His fingers twitched once under the blanket, a phantom rebellion against powerlessness.

---

That night, he tested a theory.

The crib was positioned beneath a canopy with open slits across the top. If someone wished to observe, they wouldn't need to enter the room. Just stand above. Wait.

He let his face relax. Slowed his breath. Practiced stillness.

And then it came.

Not footsteps. Not shadow.

Stillness.

A weight entered the room—not physically, not magically. It was the absence of movement that defined it. A quiet void with intent.

It didn't reach for him.

It listened.

And then it was gone.

He breathed, slowly.

'Not random. Not curious. Controlled. Someone is waiting for me to reveal something.'

Aelius, despite his mind's speed, had no weapons, no voice, no defenses.

So he decided to become something else:

data they couldn't parse.

---

The next morning, Orren entered again.

He brought no crystal, only scrolls, a copper ring, and a thin brush for rune etching.

Aelius didn't care about the tools. He cared about Orren'seyes.

They darted to the shadows. The corners. The ceiling slats.

He felt it too.

Orren didn't show fear. Just tension. Quiet awareness.
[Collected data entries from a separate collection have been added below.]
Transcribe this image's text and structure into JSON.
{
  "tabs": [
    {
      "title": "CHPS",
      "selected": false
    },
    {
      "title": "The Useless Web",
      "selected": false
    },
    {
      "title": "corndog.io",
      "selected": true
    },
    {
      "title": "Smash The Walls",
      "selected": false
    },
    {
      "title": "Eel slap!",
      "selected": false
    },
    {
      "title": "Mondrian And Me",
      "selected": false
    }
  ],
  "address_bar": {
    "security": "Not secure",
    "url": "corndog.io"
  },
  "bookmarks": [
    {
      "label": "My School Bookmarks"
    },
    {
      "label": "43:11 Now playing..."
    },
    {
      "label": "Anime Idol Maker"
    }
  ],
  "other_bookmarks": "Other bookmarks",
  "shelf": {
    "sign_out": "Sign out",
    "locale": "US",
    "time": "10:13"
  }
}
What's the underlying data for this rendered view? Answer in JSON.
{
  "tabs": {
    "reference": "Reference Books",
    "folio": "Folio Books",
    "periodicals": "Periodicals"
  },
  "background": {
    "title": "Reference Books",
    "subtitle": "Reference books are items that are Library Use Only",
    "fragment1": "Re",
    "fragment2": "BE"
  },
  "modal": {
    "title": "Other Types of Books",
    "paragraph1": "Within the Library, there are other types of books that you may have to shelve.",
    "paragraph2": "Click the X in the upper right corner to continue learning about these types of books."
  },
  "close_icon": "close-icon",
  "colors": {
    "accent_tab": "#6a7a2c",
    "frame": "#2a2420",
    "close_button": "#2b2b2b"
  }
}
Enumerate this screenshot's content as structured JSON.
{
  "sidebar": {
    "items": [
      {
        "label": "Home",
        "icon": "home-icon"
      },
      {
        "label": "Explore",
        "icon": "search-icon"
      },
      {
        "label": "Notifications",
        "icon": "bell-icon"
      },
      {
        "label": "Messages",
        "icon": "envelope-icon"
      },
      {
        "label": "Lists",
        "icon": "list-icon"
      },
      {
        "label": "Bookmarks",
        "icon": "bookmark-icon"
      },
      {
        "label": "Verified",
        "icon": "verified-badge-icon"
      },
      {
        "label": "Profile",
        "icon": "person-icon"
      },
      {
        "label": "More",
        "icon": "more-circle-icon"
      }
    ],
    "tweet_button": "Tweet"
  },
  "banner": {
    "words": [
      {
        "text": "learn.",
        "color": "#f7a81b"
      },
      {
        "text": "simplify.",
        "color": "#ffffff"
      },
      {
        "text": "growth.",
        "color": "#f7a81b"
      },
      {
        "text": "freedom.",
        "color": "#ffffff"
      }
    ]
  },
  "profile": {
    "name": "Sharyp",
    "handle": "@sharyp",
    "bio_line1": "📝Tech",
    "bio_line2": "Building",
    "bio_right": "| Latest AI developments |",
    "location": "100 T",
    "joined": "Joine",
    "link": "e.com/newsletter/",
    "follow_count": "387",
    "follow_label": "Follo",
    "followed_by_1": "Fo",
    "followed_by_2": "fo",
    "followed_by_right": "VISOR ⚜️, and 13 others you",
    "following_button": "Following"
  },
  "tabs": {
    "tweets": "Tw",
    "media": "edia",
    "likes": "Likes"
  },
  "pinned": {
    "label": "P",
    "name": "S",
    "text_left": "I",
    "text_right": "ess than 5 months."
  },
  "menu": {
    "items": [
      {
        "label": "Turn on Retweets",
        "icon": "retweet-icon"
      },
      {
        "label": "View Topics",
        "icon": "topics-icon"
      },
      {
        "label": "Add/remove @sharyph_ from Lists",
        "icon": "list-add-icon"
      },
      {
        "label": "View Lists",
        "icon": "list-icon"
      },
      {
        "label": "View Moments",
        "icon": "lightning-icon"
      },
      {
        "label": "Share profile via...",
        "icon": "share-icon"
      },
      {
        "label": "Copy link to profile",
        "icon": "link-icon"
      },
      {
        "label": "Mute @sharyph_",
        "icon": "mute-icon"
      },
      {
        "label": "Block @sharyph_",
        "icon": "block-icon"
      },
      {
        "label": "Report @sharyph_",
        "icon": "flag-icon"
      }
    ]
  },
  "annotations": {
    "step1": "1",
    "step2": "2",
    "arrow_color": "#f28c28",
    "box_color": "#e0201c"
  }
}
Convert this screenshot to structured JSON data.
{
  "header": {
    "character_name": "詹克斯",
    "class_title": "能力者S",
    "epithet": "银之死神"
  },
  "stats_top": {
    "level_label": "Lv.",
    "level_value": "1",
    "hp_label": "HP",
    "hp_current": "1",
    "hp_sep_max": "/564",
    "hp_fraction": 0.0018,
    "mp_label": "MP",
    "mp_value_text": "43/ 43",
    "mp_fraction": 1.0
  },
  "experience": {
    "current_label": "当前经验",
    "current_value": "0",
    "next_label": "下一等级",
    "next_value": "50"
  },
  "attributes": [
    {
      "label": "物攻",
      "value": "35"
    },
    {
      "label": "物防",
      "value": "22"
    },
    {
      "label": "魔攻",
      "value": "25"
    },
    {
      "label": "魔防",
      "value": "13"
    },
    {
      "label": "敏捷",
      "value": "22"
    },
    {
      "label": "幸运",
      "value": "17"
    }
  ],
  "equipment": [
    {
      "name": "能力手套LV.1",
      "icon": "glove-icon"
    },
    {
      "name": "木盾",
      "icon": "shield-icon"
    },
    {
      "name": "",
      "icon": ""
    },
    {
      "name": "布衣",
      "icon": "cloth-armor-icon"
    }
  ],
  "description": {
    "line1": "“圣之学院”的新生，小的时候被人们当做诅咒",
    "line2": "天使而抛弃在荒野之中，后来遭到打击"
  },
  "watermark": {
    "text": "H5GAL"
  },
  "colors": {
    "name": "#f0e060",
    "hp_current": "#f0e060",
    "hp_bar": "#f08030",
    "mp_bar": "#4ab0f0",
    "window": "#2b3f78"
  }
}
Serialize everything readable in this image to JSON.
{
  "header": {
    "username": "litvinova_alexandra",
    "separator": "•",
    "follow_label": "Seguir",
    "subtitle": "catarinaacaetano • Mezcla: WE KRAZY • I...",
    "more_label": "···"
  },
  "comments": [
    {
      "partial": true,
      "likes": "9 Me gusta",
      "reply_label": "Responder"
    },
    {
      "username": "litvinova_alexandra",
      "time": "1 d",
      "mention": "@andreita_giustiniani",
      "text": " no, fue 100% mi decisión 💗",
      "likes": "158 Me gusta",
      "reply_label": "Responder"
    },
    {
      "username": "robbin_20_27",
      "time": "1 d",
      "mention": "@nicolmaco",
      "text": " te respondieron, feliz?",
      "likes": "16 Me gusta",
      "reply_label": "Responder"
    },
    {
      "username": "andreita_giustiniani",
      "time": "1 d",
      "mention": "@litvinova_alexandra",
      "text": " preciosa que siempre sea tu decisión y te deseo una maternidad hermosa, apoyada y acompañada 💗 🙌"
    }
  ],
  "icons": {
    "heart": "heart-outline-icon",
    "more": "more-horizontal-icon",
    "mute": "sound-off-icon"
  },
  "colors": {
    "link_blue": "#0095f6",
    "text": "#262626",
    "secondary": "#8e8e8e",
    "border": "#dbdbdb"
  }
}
He wasn't a warrior—but he noticed things others didn't.

He approached the cradle with scholar's care—measured, respectful, speculative.

Aelius considered.

One gesture.

A test.

He forced a single finger to twitch—a deliberate, minute movement beneath the blanket. Controlled. Barely perceptible.

Orren noticed.

He stepped forward. Not fast, not panicked—curious.

Kneeling beside the cradle, Orren whispered, "You're watching back, aren't you?"

'Always.'

Orren exhaled softly, as if steeling himself. "You're going to shatter everything, aren't you?"

'That depends,' Aelius thought, letting his eyelids grow heavy again.